Identification and expression of a CHMO from the Pseudomonas aeruginosa strain Pa1242: application to the bioconversion of Cyrene™ into a key precursor (S)-γ-hydroxymethyl-butyrolactone

A sequence from the complete genome of the Pseudomonas aeruginosa strain Pa1242 was identified to code for a potentially new cyclohexanone monooxygenase (CHMO). The latter was discovered using the Basic Alignment Search Tool (BLAST) with the DNA sequence of the CHMO from Acinetobacter sp. NCIB 9871 as the parent sequence considering that this enzyme family maintains a relatively high query cover (>95%) and identity percentage (>50%) among many different microorganisms. This was confirmed by the bioconversion of the cellulose-based green solvent Cyrene (TM) into a key precursor (S)-gamma-hydroxymethyl-butyrolactone (2H-HBO) using a new strain of E. coli BL21(DE3) containing a plasmid designed for the overexpression of the unprecedented CHMO (pLM7).

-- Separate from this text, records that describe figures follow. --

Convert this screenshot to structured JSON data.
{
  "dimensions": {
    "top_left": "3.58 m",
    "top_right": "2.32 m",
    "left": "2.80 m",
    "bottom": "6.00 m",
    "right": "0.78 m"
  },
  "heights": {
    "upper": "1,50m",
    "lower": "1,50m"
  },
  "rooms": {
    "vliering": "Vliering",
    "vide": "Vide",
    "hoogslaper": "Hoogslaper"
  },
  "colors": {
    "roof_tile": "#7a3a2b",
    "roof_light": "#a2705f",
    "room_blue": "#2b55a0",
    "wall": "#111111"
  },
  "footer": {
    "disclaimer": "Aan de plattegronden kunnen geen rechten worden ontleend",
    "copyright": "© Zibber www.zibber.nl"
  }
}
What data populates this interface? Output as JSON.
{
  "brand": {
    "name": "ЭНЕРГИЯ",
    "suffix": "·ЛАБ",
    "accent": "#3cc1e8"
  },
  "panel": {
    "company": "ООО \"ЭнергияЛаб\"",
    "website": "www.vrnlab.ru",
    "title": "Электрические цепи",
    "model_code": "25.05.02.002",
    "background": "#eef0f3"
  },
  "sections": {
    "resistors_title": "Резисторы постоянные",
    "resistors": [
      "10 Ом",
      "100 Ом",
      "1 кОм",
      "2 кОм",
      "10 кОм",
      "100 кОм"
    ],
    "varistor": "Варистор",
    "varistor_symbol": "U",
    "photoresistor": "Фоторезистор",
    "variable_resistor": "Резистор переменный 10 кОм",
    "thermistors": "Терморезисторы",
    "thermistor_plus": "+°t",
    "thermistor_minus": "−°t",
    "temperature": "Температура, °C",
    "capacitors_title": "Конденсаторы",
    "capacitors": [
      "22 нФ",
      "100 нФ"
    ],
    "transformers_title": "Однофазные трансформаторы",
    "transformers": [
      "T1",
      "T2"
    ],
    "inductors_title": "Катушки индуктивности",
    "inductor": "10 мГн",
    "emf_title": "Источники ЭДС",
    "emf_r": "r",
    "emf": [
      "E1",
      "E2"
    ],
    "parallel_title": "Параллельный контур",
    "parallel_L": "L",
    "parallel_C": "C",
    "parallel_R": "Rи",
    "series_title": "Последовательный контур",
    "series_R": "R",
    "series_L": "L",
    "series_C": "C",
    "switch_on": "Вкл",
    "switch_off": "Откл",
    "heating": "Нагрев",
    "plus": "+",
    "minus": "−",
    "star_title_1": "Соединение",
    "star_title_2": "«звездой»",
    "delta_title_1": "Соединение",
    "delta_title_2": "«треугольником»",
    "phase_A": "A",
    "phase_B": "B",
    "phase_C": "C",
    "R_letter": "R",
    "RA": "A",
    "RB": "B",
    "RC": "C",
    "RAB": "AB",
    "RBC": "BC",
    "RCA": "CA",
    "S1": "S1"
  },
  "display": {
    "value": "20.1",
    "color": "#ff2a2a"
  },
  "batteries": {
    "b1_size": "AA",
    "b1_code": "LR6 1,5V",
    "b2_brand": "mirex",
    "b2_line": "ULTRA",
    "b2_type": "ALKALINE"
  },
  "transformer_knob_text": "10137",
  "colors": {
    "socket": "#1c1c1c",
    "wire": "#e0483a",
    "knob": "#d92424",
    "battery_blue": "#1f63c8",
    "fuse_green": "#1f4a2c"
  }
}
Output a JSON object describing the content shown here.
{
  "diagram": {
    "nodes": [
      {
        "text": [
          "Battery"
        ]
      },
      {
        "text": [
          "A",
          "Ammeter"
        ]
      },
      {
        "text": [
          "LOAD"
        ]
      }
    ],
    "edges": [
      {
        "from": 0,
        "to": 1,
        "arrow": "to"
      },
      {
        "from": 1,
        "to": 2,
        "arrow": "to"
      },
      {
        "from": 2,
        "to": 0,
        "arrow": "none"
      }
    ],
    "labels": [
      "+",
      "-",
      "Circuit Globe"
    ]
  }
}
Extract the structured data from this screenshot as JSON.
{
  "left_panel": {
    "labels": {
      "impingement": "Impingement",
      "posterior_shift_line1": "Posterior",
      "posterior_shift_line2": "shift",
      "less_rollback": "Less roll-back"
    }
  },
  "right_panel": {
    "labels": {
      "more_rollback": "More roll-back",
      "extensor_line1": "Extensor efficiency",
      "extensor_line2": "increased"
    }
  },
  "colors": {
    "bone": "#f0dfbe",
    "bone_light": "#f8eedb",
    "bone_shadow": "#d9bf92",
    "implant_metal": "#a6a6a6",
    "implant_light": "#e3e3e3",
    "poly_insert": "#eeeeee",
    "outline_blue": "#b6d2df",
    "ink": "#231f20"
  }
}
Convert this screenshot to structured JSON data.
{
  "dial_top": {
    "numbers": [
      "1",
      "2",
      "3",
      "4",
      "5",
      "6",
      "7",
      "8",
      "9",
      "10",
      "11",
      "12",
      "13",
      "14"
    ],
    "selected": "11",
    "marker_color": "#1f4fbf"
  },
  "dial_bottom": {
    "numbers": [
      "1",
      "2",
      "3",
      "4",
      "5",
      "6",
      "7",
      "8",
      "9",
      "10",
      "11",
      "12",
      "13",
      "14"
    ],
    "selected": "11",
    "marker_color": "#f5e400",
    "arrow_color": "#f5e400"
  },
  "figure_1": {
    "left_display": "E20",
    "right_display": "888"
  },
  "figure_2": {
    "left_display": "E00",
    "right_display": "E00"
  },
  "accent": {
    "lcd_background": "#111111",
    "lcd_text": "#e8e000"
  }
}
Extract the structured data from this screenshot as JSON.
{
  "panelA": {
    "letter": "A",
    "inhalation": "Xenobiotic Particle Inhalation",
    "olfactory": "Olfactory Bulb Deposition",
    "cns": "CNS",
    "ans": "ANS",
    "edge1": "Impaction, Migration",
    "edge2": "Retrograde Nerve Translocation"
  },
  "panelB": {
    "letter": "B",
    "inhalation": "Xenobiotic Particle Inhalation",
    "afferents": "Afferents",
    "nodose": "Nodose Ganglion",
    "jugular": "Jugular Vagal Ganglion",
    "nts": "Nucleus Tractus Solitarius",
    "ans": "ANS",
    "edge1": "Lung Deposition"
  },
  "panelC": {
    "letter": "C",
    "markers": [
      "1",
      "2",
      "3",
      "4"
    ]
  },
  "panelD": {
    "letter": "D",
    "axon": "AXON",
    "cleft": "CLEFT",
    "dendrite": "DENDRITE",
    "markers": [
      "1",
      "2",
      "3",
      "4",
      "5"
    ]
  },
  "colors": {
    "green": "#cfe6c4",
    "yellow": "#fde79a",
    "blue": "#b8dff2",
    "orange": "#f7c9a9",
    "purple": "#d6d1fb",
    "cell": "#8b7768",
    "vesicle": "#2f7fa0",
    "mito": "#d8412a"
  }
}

Besides confirming the CHMO activity of this novel sequence, this bioconversion allows the obtention of 2H-HBO while maintaining the naturalness of the process. The optimal culture conditions were assessed through a Design of Experiments (DoE), and the control of the pH and O-2 level allowed to reach a working concentration of 20 g L-1 of Cyrene (TM) with total conversion and a productivity rate of 401 +/- 36 mg L-1 h(-1).

Automated summary

The study identified a potentially new cyclohexanone monooxygenase (CHMO) sequence from the complete genome of the Pseudomonas aeruginosa strain Pa1242, which was confirmed through bioconversion to obtain a key precursor 2H-HBO. The novel sequence exhibited CHMO activity and achieved high productivity and total conversion rates through optimization of culture conditions.